For all of its public-sunshine law benefits, FACA is also a four-letter word for anyone who has ever had to deal with it. It’s a true pain in the neck because if you’re trying to seek some genuine counsel and guidance, FACA is a guaranteed way to make sure you won’t get it.

Additionally, the Obama Administration has done a yeoman’s job of demonizing any interchange between professional groups (e.g., trade associations) and the Executive Branch by cutting off any type of meaningful exchanges of views from diverse parties. Branding them as lobbyists and special interests and painting them as pariahs at every given opportunity has really cut this Administration off from getting counsel from some corners it has desperately needed. The Obama Administration has even prohibited current or one-time lobbyists, regardless of their skills and expertise, from even serving on any of its federal advisory committees. (Some could argue that the Administration’s flailing job performance and sagging poll numbers are the results of these short-sighted actions, but that’s someone else’s blog post to write.)

People are always more than willing to give you a piece of their mind on an issue, but if they have to do it in a public forum where it could be published for all to see, they may not be willing to give you the candor you really need. People will always speak with greater candor if they can do so privately or without risk of full public display. While FACA does have provisions where it can hold private meetings, the requirements for it are truly onerous and problematic. That is just one of many reasons federally constituted advisory groups do not have the strengths they might otherwise possess.

It’s for reasons such as this that a private group like the Aspen Institute and others prove to be of such value. While the Secretary, her staff and the Department’s leadership have to be extra-ordinarily careful to not call these groups “advisory bodies,” they can impart wisdom and insight that Napolitano and her successors are often looking to access on complex problems. Since the Administration has dramatically curtailed the composition of its advisory bodies and is truly shackled by FACA from getting true value-added candor, I can’t blame Sec. Napolitano one minute if she gets together with a group such as what Aspen has created.

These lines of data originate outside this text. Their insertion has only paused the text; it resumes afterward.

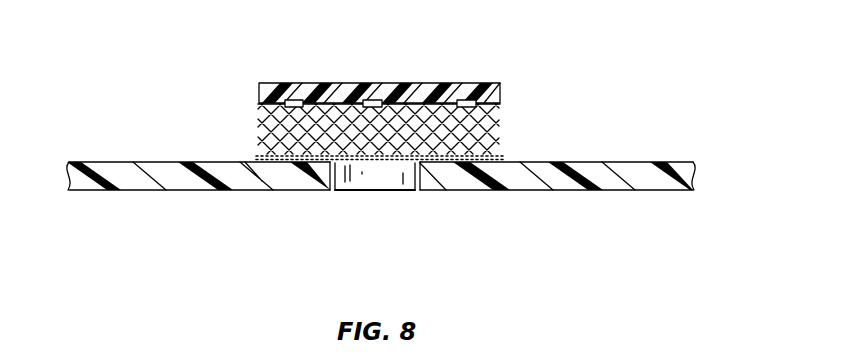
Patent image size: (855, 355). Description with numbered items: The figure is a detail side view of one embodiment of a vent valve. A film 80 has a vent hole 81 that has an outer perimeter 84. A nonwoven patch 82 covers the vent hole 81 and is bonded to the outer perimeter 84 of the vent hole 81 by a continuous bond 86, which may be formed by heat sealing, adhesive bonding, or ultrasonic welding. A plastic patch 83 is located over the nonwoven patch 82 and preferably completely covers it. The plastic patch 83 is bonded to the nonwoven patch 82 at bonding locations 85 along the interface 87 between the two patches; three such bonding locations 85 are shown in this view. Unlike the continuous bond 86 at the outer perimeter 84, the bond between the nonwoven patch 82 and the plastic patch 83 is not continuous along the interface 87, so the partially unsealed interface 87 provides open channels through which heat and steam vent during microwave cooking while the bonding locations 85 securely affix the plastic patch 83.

The film 80 is at (170, 173).
The vent hole 81 is at (375, 196).
The nonwoven patch 82 is at (514, 127).
The plastic patch 83 is at (512, 83).
The outer perimeter 84 is at (293, 167).
The bonding locations 85 is at (296, 98).
The continuous bond 86 is at (251, 156).
The interface 87 is at (512, 104).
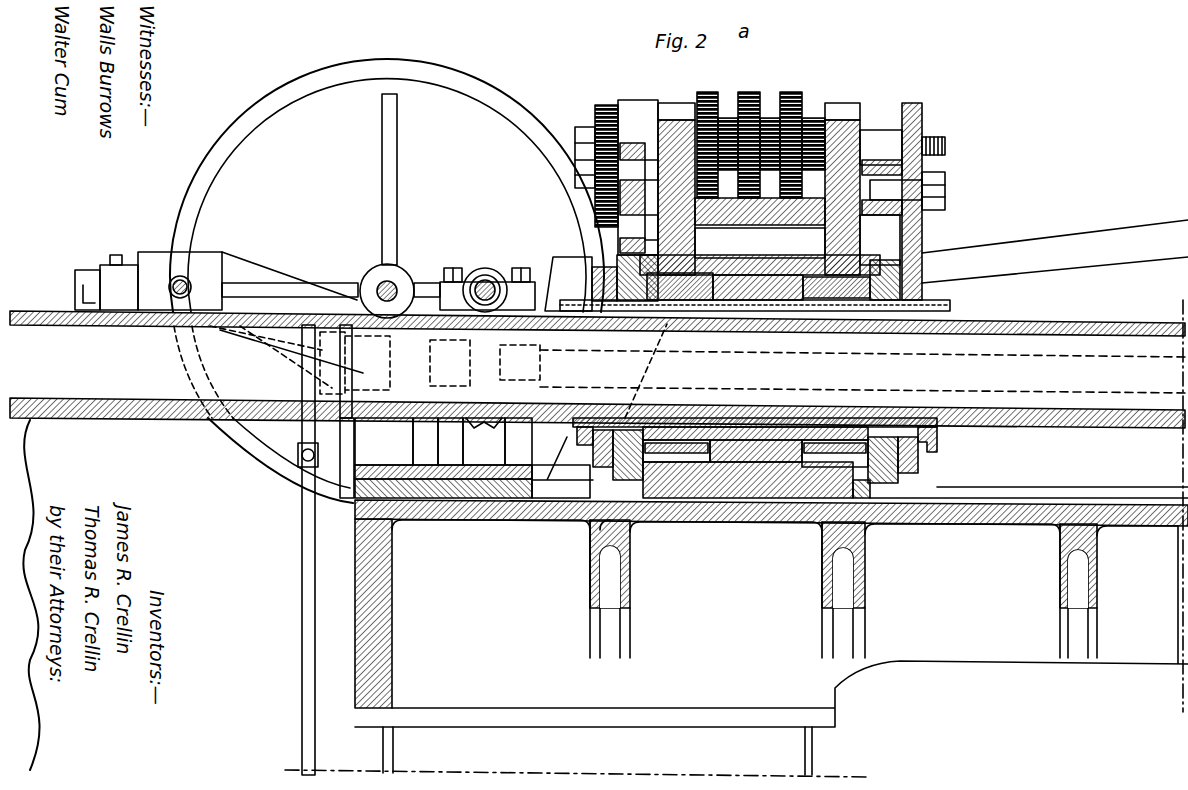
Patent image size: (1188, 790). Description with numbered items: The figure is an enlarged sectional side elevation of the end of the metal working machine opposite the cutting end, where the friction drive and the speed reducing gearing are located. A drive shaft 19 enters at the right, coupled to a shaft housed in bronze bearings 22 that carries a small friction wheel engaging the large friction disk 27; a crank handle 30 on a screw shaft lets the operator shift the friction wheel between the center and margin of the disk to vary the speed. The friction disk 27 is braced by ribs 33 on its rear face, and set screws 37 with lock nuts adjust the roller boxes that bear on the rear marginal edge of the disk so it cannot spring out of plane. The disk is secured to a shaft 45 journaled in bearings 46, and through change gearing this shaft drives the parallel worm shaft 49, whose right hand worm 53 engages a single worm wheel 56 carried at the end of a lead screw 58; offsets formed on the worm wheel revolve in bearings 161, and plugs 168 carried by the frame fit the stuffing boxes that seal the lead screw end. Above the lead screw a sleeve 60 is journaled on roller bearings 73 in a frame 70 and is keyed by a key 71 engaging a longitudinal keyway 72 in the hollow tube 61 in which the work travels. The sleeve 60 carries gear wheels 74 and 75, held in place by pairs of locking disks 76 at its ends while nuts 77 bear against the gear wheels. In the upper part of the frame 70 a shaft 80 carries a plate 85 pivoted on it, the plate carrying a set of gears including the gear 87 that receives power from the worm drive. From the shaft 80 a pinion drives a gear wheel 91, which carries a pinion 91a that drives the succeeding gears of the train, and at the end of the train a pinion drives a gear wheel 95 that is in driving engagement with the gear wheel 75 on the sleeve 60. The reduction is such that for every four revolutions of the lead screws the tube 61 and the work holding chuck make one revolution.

The shaft 19 is at (1055, 251).
The bronze bearings 22 is at (119, 282).
The friction disk 27 is at (288, 100).
The crank handle 30 is at (78, 291).
The ribs 33 is at (394, 201).
The set screws 37 is at (184, 280).
The shaft 45 is at (383, 284).
The bearings 46 is at (406, 270).
The worm shaft 49 is at (488, 282).
The worm 53 is at (477, 270).
The worm wheel 56 is at (484, 441).
The lead screw 58 is at (1087, 380).
The sleeve 60 is at (851, 328).
The tube 61 is at (410, 363).
The frame 70 is at (678, 128).
The key 71 is at (948, 308).
The keyway 72 is at (1072, 318).
The roller bearings 73 is at (690, 285).
The gear wheel 74 is at (596, 455).
The gear wheel 75 is at (924, 278).
The locking disks 76 is at (882, 262).
The nuts 77 is at (590, 287).
The shaft 80 is at (947, 147).
The plate 85 is at (638, 177).
The gear 87 is at (596, 111).
The gear wheel 91 is at (716, 112).
The pinion 91a is at (768, 112).
The gear wheel 95 is at (924, 120).
The bearings 161 is at (448, 441).
The plugs 168 is at (325, 345).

In one of the most demanding and thankless jobs in Washington (if the not the nation and the world), those are resources in short supply for any DHS Secretary that they can have that are truly private. Truth be told, if Secretary Napolitano, her predecessors and her subsequent successors wanted the advice of any distinguished expert, she (or they) could pick up the phone and be patched into them within minutes, and the advice would be given with pleasure (as well as absolute discretion). Getting it from a distinguished group such as Aspen has assembled is just another resource that is maturing out of the greater homeland security community. With any luck (and strategic planning), she’ll be able to use them (and other groups) to help her do a job that is by no measure easy. It’s an ability that for all of their noble and intended purposes, the Obama Administration’s recently imposed rules have completely undermined.